By using the Upply barometer of road transport prices in the French market, in an approach that is complementary to the cost indexes published by the CNR (National Road Committee), let us examine the mechanisms that are at work in the final fixing of transport prices.
During the period of January to April 2020, the price of Brent fell by 70%. At the same time, the Long Haul indicator published by the National Road Committee (CNR), which measures the evolution of the costs of general road freight transport over long distances carried out by articulated trucks up to 44 t, shows a much lower downturn: - 6%. As for the prices of road freight transport (RFT), they fell by only 1% during this period, according to the Upply barometer which measures the evolution of median prices.
There is therefore a correlation between fuel and the costs and prices of transport. But the lessening of its effects that can be observed shows the existence of other mechanisms entering into play before the final price is fixed.
Source: Upply, CNR
Between the cost of a barrel to the cost at the pump, the fall in the price of raw material is "cushioned" via exchange rates, refining, distribution and taxes before it effects fuel prices: crude oil represents on average 25% of the price at the pump in France.
In this way, between January and April 2020, the prices at the pump and the CNR professional diesel index fell by 17.4% and 22.7% respectively, while Brent plunged by 70%.

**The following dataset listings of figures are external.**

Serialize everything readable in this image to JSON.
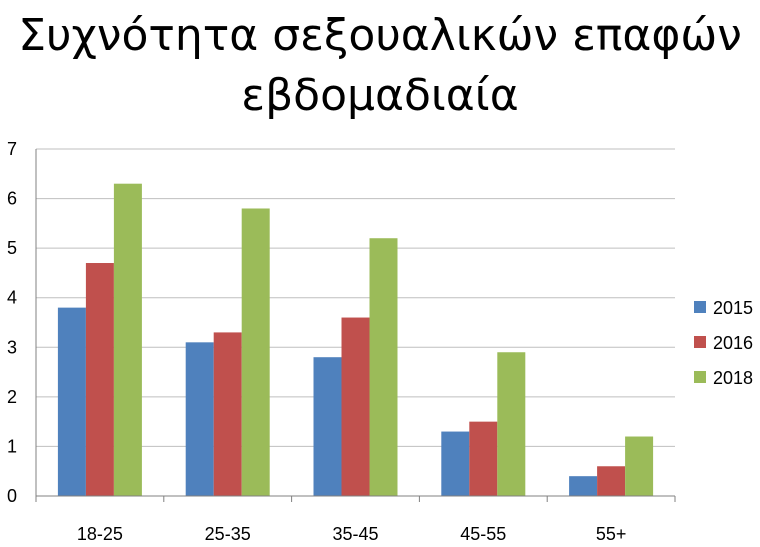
{
  "chart_data": {
    "type": "bar",
    "title_lines": [
      "Συχνότητα σεξουαλικών επαφών",
      "εβδομαδιαία"
    ],
    "xlabel": "",
    "ylabel": "",
    "categories": [
      "18-25",
      "25-35",
      "35-45",
      "45-55",
      "55+"
    ],
    "series": [
      {
        "name": "2015",
        "color": "#4F81BD",
        "values": [
          3.8,
          3.1,
          2.8,
          1.3,
          0.4
        ]
      },
      {
        "name": "2016",
        "color": "#C0504D",
        "values": [
          4.7,
          3.3,
          3.6,
          1.5,
          0.6
        ]
      },
      {
        "name": "2018",
        "color": "#9BBB59",
        "values": [
          6.3,
          5.8,
          5.2,
          2.9,
          1.2
        ]
      }
    ],
    "ylim": [
      0,
      7
    ],
    "yticks": [
      0,
      1,
      2,
      3,
      4,
      5,
      6,
      7
    ],
    "grid": true,
    "legend_position": "right"
  }
}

Fuel: an important volatility factor
In the same way that raw material is not the only component of the price of fuel, fuel is obviously not the only factor which influences the cost of road transport. It represents, according to the CNR, 24.5% of transport costs, which puts it in second place in the list of costs behind drivers' wages and salaries (27.5%).
The structure of total transport costs explains why the level of variations in fuel prices have a proportionally lesser effect on the fluctuations in costs. However, among the costs associated with road transport, fuel remains the factor that can experience the most frequent and largest shocks. This explains why the CNR's Long Haul index still posted its lowest level in April since September 2017.
The decisive effect of supply and demand
The Upply barometer of transport prices shows a drop of only 1% over the same period, indicating the effect of other mechanisms at work between cost and price.
First of all, the diesel indexation generally lags behind by one month, which creates a disparity between the price and the cost of transport. Moreover, the results of the supply confronted with the demand, obviously has an effect on costs and prices. Between February and April, there was a sharp drop in demand: the volume of transactions observed by Upply's partners and users fell by 40%. However, at the same time, the crisis caused a clear adjustment of the means of production, “around -32% in vehicles and drivers”, reported the CNR in its activity barometer for April 2020.
The Upply barometer reflects these developments: the magnitude of the fall in prices is therefore smaller than that of the fall in costs. During this very unusual period, shippers, faced with a fluctuating supply, did not look to ruthlessly negotiate prices, instead favoring the guarantee of delivery of goods.
In May, the activity began to pick up and this was confirmed in June. “With a turnover growth of + 31% over one month, companies in the RFT sector are seeing their activity exceed pre-crisis levels (February 2020). Production factors and costs are also increasing, but in smaller proportions. On an annual basis, the levels reached are comparable to those of June 2019 ”, reports the CNR activity barometer for the month of June.
The National Road Committee indicates, however, that “the sector remains weakened by this crisis and in particular the important level of additional costs that it had to finance”.